Editorial do Jornal do Commercio deste sábado (19)
Entre as nossas mais urgentes dívidas sociais, a saúde deveria ter um tratamento de UTI, com prioridade absoluta, ocupando o primeiro lugar da lista. Ela implica em sobrevivência, com qualidade. Sem uma boa assistência à saúde, a indigência da parcela da população majoritária dependente do poder público se manifesta como um dos mais visíveis componentes da fratura social que reduz a cinzas o ufanismo de estarmos entre as seis ou sete mais ricas nações do mundo. O que nada significa quando temos, de um lado, a parte que pode custear a qualidade de vida, de outro, a que enfrenta as mais terríveis dificuldades para ter acesso a um serviço elementar, vital, que lhe deveria ser assegurado pela força da Constituição, e é, mas com graves ressalvas.
Dentro desse cenário, uma questão se mostra dolorosa para as vítimas, os pacientes, e incômoda para o resto da população, para o Estado brasileiro e Pernambuco em particular: é o caso dos doentes renais, que precisam ter o sangue filtrado, por hemodiálise. Os depoimentos de matéria recente deste jornal comovem e são indicadores do tamanho das dificuldades por que passam as pessoas que precisam de atendimento e ainda são insuficientes para se ter ideia da dramática condição de doentes que são transportados várias vezes por semana de uma cidade para outra a fim de terem o atendimento que sua cidade de origem não tem.
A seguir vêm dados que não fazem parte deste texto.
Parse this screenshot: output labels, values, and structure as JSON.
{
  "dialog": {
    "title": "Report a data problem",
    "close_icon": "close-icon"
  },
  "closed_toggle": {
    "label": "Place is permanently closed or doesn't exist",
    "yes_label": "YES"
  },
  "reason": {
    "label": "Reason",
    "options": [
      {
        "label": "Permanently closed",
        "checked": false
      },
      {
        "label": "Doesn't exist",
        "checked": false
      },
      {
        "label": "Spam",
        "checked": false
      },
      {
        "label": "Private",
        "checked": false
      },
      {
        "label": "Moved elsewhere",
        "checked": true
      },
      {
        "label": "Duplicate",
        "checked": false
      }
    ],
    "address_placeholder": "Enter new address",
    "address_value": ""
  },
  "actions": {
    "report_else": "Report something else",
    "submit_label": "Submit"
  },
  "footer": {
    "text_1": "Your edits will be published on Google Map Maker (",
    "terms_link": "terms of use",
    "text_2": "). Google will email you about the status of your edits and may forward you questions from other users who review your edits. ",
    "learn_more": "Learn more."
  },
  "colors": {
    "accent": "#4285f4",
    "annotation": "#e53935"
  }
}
Ninguém pode ter a pretensão de estimar o sofrimento dos doentes renais sujeitos a hemodiálise, mas, por aproximação, seria desejável que nossas autoridades não apenas da área de saúde, mas de uma maneira geral, executivos, legisladores, membros do Judiciário, todos tirassem um dia, um só dia, para viajar em um desses carros que circulam 200, 300 quilômetros para levar doentes a sessões de hemodiálise. É uma viagem de horrores, pela proximidade do sofrimento.
A isso que deveria ser suficiente para uma revolução na maneira de pensar o problema se acrescenta um custo social, pago por toda sociedade, sem a clareza e a razoabilidade necessárias. O procedimento de transferir pacientes através de longas estradas, em condições precárias, ocupando clínicas privadas representa um custo alto e deveria passar por um tratamento de emergência, com uma forma absolutamente nova de ser visto, independente do custo, por ser uma daquelas dívidas sociais que escandalizam a consciência nacional.
Sobretudo deve prevalecer o entendimento de que essa é uma questão que não pode ser tratada apenas como um Tratamento Fora do Domicílio (TFD), como está inscrito nos carros das prefeituras que transportam os pacientes para a hemodiálise, um transporte pago pelo governo federal. Seria o caso de se perguntar se não seria mais econômico e humanamente desejável que o custo do transporte fosse aplicado em equipamentos e treinamentos para que cada cidade tivesse seu atendimento. Uma pergunta cuja resposta nos tão óbvia que dispensa comentário. Exceto quando posta perante autoridades que realçam custos imprevistos e, por isso, serviços não realizados.